La politica di Trump ha aggravato la tensione?
«Nulla è stato fatto per correggere l'oppressione di polizia nei confronti dei neri, o per migliorare le loro condizioni di vita. Nel frattempo la classe dei bianchi poveri ha sofferto un parallelo deterioramento economico e sociale che ha favorito un clima di opposizione crescente tra i due gruppi. La differenza è che i bianchi poveri si sentono maggiormente rappresentati dalla retorica presidenziale, e la rabbia della popolazione di colore è cresciuta anche per questo. Dal punto di vista delle dinamiche sociali il mandato di Trump è stato caratterizzato da due fenomeni: il Me Too e il Black Lives Matter.
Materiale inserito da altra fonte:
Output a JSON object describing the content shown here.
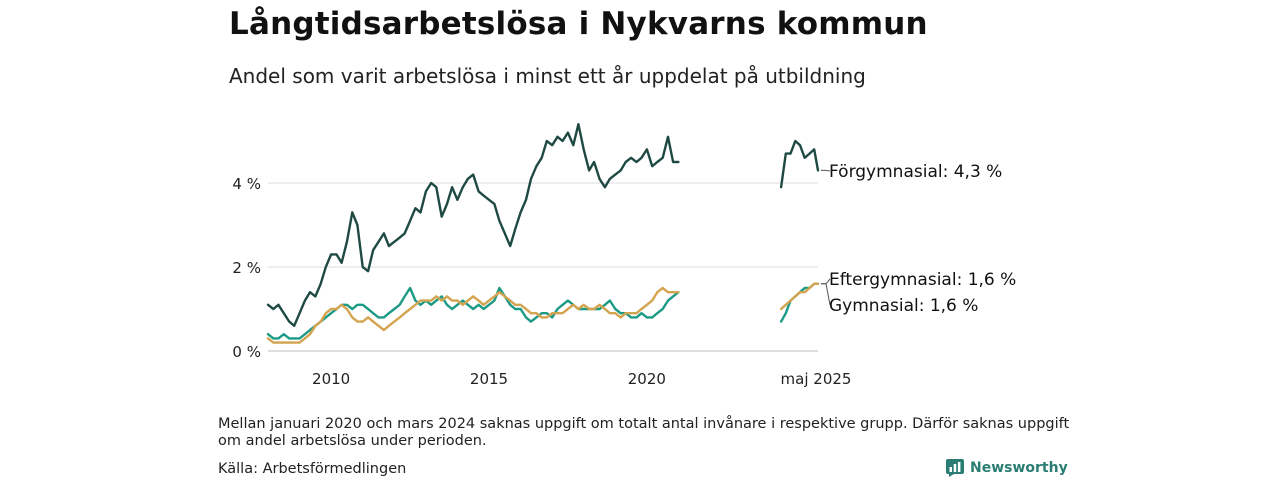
{
  "header": {
    "title": "Långtidsarbetslösa i Nykvarns kommun",
    "subtitle": "Andel som varit arbetslösa i minst ett år uppdelat på utbildning"
  },
  "footer": {
    "note": "Mellan januari 2020 och mars 2024 saknas uppgift om totalt antal invånare i respektive grupp. Därför saknas uppgift om andel arbetslösa under perioden.",
    "source": "Källa: Arbetsförmedlingen",
    "brand": "Newsworthy",
    "brand_icon": "newsworthy-logo-icon",
    "brand_color": "#2a7d73"
  },
  "chart_data": {
    "type": "line",
    "title": "Långtidsarbetslösa i Nykvarns kommun",
    "subtitle": "Andel som varit arbetslösa i minst ett år uppdelat på utbildning",
    "xlabel": "",
    "ylabel": "",
    "y_unit": "%",
    "ylim": [
      0,
      5.8
    ],
    "y_ticks": [
      {
        "value": 0,
        "label": "0 %"
      },
      {
        "value": 2,
        "label": "2 %"
      },
      {
        "value": 4,
        "label": "4 %"
      }
    ],
    "x_ticks": [
      {
        "value": 2010,
        "label": "2010"
      },
      {
        "value": 2015,
        "label": "2015"
      },
      {
        "value": 2020,
        "label": "2020"
      }
    ],
    "x_end_label": "maj 2025",
    "grid": "horizontal",
    "legend": "direct labels at line ends",
    "series": [
      {
        "name": "Förgymnasial",
        "end_label": "Förgymnasial: 4,3 %",
        "color": "#1f4a44",
        "x": [
          2008.0,
          2008.17,
          2008.33,
          2008.5,
          2008.67,
          2008.83,
          2009.0,
          2009.17,
          2009.33,
          2009.5,
          2009.67,
          2009.83,
          2010.0,
          2010.17,
          2010.33,
          2010.5,
          2010.67,
          2010.83,
          2011.0,
          2011.17,
          2011.33,
          2011.5,
          2011.67,
          2011.83,
          2012.0,
          2012.17,
          2012.33,
          2012.5,
          2012.67,
          2012.83,
          2013.0,
          2013.17,
          2013.33,
          2013.5,
          2013.67,
          2013.83,
          2014.0,
          2014.17,
          2014.33,
          2014.5,
          2014.67,
          2014.83,
          2015.0,
          2015.17,
          2015.33,
          2015.5,
          2015.67,
          2015.83,
          2016.0,
          2016.17,
          2016.33,
          2016.5,
          2016.67,
          2016.83,
          2017.0,
          2017.17,
          2017.33,
          2017.5,
          2017.67,
          2017.83,
          2018.0,
          2018.17,
          2018.33,
          2018.5,
          2018.67,
          2018.83,
          2019.0,
          2019.17,
          2019.33,
          2019.5,
          2019.67,
          2019.83,
          2020.0,
          2020.17,
          2020.33,
          2020.5,
          2020.67,
          2020.83,
          2021.0,
          null,
          2024.25,
          2024.4,
          2024.55,
          2024.7,
          2024.85,
          2025.0,
          2025.15,
          2025.3,
          2025.42
        ],
        "values": [
          1.1,
          1.0,
          1.1,
          0.9,
          0.7,
          0.6,
          0.9,
          1.2,
          1.4,
          1.3,
          1.6,
          2.0,
          2.3,
          2.3,
          2.1,
          2.6,
          3.3,
          3.0,
          2.0,
          1.9,
          2.4,
          2.6,
          2.8,
          2.5,
          2.6,
          2.7,
          2.8,
          3.1,
          3.4,
          3.3,
          3.8,
          4.0,
          3.9,
          3.2,
          3.5,
          3.9,
          3.6,
          3.9,
          4.1,
          4.2,
          3.8,
          3.7,
          3.6,
          3.5,
          3.1,
          2.8,
          2.5,
          2.9,
          3.3,
          3.6,
          4.1,
          4.4,
          4.6,
          5.0,
          4.9,
          5.1,
          5.0,
          5.2,
          4.9,
          5.4,
          4.8,
          4.3,
          4.5,
          4.1,
          3.9,
          4.1,
          4.2,
          4.3,
          4.5,
          4.6,
          4.5,
          4.6,
          4.8,
          4.4,
          4.5,
          4.6,
          5.1,
          4.5,
          4.5,
          null,
          3.9,
          4.7,
          4.7,
          5.0,
          4.9,
          4.6,
          4.7,
          4.8,
          4.3
        ]
      },
      {
        "name": "Eftergymnasial",
        "end_label": "Eftergymnasial: 1,6 %",
        "color": "#d4a34f",
        "x": [
          2008.0,
          2008.17,
          2008.33,
          2008.5,
          2008.67,
          2008.83,
          2009.0,
          2009.17,
          2009.33,
          2009.5,
          2009.67,
          2009.83,
          2010.0,
          2010.17,
          2010.33,
          2010.5,
          2010.67,
          2010.83,
          2011.0,
          2011.17,
          2011.33,
          2011.5,
          2011.67,
          2011.83,
          2012.0,
          2012.17,
          2012.33,
          2012.5,
          2012.67,
          2012.83,
          2013.0,
          2013.17,
          2013.33,
          2013.5,
          2013.67,
          2013.83,
          2014.0,
          2014.17,
          2014.33,
          2014.5,
          2014.67,
          2014.83,
          2015.0,
          2015.17,
          2015.33,
          2015.5,
          2015.67,
          2015.83,
          2016.0,
          2016.17,
          2016.33,
          2016.5,
          2016.67,
          2016.83,
          2017.0,
          2017.17,
          2017.33,
          2017.5,
          2017.67,
          2017.83,
          2018.0,
          2018.17,
          2018.33,
          2018.5,
          2018.67,
          2018.83,
          2019.0,
          2019.17,
          2019.33,
          2019.5,
          2019.67,
          2019.83,
          2020.0,
          2020.17,
          2020.33,
          2020.5,
          2020.67,
          2020.83,
          2021.0,
          null,
          2024.25,
          2024.4,
          2024.55,
          2024.7,
          2024.85,
          2025.0,
          2025.15,
          2025.3,
          2025.42
        ],
        "values": [
          0.3,
          0.2,
          0.2,
          0.2,
          0.2,
          0.2,
          0.2,
          0.3,
          0.4,
          0.6,
          0.7,
          0.9,
          1.0,
          1.0,
          1.1,
          1.0,
          0.8,
          0.7,
          0.7,
          0.8,
          0.7,
          0.6,
          0.5,
          0.6,
          0.7,
          0.8,
          0.9,
          1.0,
          1.1,
          1.2,
          1.2,
          1.2,
          1.3,
          1.2,
          1.3,
          1.2,
          1.2,
          1.1,
          1.2,
          1.3,
          1.2,
          1.1,
          1.2,
          1.3,
          1.4,
          1.3,
          1.2,
          1.1,
          1.1,
          1.0,
          0.9,
          0.9,
          0.8,
          0.8,
          0.9,
          0.9,
          0.9,
          1.0,
          1.1,
          1.0,
          1.1,
          1.0,
          1.0,
          1.1,
          1.0,
          0.9,
          0.9,
          0.8,
          0.9,
          0.9,
          0.9,
          1.0,
          1.1,
          1.2,
          1.4,
          1.5,
          1.4,
          1.4,
          1.4,
          null,
          1.0,
          1.1,
          1.2,
          1.3,
          1.4,
          1.4,
          1.5,
          1.6,
          1.6
        ]
      },
      {
        "name": "Gymnasial",
        "end_label": "Gymnasial: 1,6 %",
        "color": "#1c9a85",
        "x": [
          2008.0,
          2008.17,
          2008.33,
          2008.5,
          2008.67,
          2008.83,
          2009.0,
          2009.17,
          2009.33,
          2009.5,
          2009.67,
          2009.83,
          2010.0,
          2010.17,
          2010.33,
          2010.5,
          2010.67,
          2010.83,
          2011.0,
          2011.17,
          2011.33,
          2011.5,
          2011.67,
          2011.83,
          2012.0,
          2012.17,
          2012.33,
          2012.5,
          2012.67,
          2012.83,
          2013.0,
          2013.17,
          2013.33,
          2013.5,
          2013.67,
          2013.83,
          2014.0,
          2014.17,
          2014.33,
          2014.5,
          2014.67,
          2014.83,
          2015.0,
          2015.17,
          2015.33,
          2015.5,
          2015.67,
          2015.83,
          2016.0,
          2016.17,
          2016.33,
          2016.5,
          2016.67,
          2016.83,
          2017.0,
          2017.17,
          2017.33,
          2017.5,
          2017.67,
          2017.83,
          2018.0,
          2018.17,
          2018.33,
          2018.5,
          2018.67,
          2018.83,
          2019.0,
          2019.17,
          2019.33,
          2019.5,
          2019.67,
          2019.83,
          2020.0,
          2020.17,
          2020.33,
          2020.5,
          2020.67,
          2020.83,
          2021.0,
          null,
          2024.25,
          2024.4,
          2024.55,
          2024.7,
          2024.85,
          2025.0,
          2025.15,
          2025.3,
          2025.42
        ],
        "values": [
          0.4,
          0.3,
          0.3,
          0.4,
          0.3,
          0.3,
          0.3,
          0.4,
          0.5,
          0.6,
          0.7,
          0.8,
          0.9,
          1.0,
          1.1,
          1.1,
          1.0,
          1.1,
          1.1,
          1.0,
          0.9,
          0.8,
          0.8,
          0.9,
          1.0,
          1.1,
          1.3,
          1.5,
          1.2,
          1.1,
          1.2,
          1.1,
          1.2,
          1.3,
          1.1,
          1.0,
          1.1,
          1.2,
          1.1,
          1.0,
          1.1,
          1.0,
          1.1,
          1.2,
          1.5,
          1.3,
          1.1,
          1.0,
          1.0,
          0.8,
          0.7,
          0.8,
          0.9,
          0.9,
          0.8,
          1.0,
          1.1,
          1.2,
          1.1,
          1.0,
          1.0,
          1.0,
          1.0,
          1.0,
          1.1,
          1.2,
          1.0,
          0.9,
          0.9,
          0.8,
          0.8,
          0.9,
          0.8,
          0.8,
          0.9,
          1.0,
          1.2,
          1.3,
          1.4,
          null,
          0.7,
          0.9,
          1.2,
          1.3,
          1.4,
          1.5,
          1.5,
          1.6,
          1.6
        ]
      }
    ]
  }
}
Non è un caso che il primo abbia prodotto cambiamenti sostanziali per le donne, mentre il secondo è rimasto lettera morta».

I conservatori dicono che la divisione tra i due gruppi è cresciuta anche negli anni di Obama. Lei è d'accordo?
«Certo, anche se mi sembra che sia cresciuta non per effetto della sua gestione del potere, ma nonostante essa. Gli otto anni della sua presidenza sono stati il periodo nel quale la divisione tra ricchezza e povertà è cresciuta al ritmo più veloce della storia. Il libero scambio commerciale e la tecnologia hanno giocato un ruolo maggiore di ogni politico in tutto il mondo nell'esacerbare questa e altre linee di confine. Se Romney e Hillary Clinton si fossero trovati al posto di Obama, il risultato non sarebbe stato diverso».

Trump sta gettando benzina sul fuoco delle proteste. Che vantaggio può ricavarne?
«In una logica tutta elettorale, il voto degli elettori afro americani è totalmente fuori dalla sua portata. Trump sa che se il livello della violenza sale e durerà nel tempo, gli amministratori repubblicani degli stati ad alta densità di popolazione di colore avranno l'estro per limitare il numero dei seggi, e cercare di ridurre l'impatto del loro voto. E' un calcolo brutale, ma tale è la considerazione che il presidente mostra per questa porzione di elettori».

E' sorpreso dal quasi silenzio di Biden in questa vicenda?
«Biden non è il vero antagonista di Trump nel voto di novembre. Le elezioni saranno un referendum sul presidente in carica, e il candidato democratico resterà ai margini a registrare le variazioni della curva di popolarità del suo opponente. Finora non gli è andata male a vedere i sondaggi».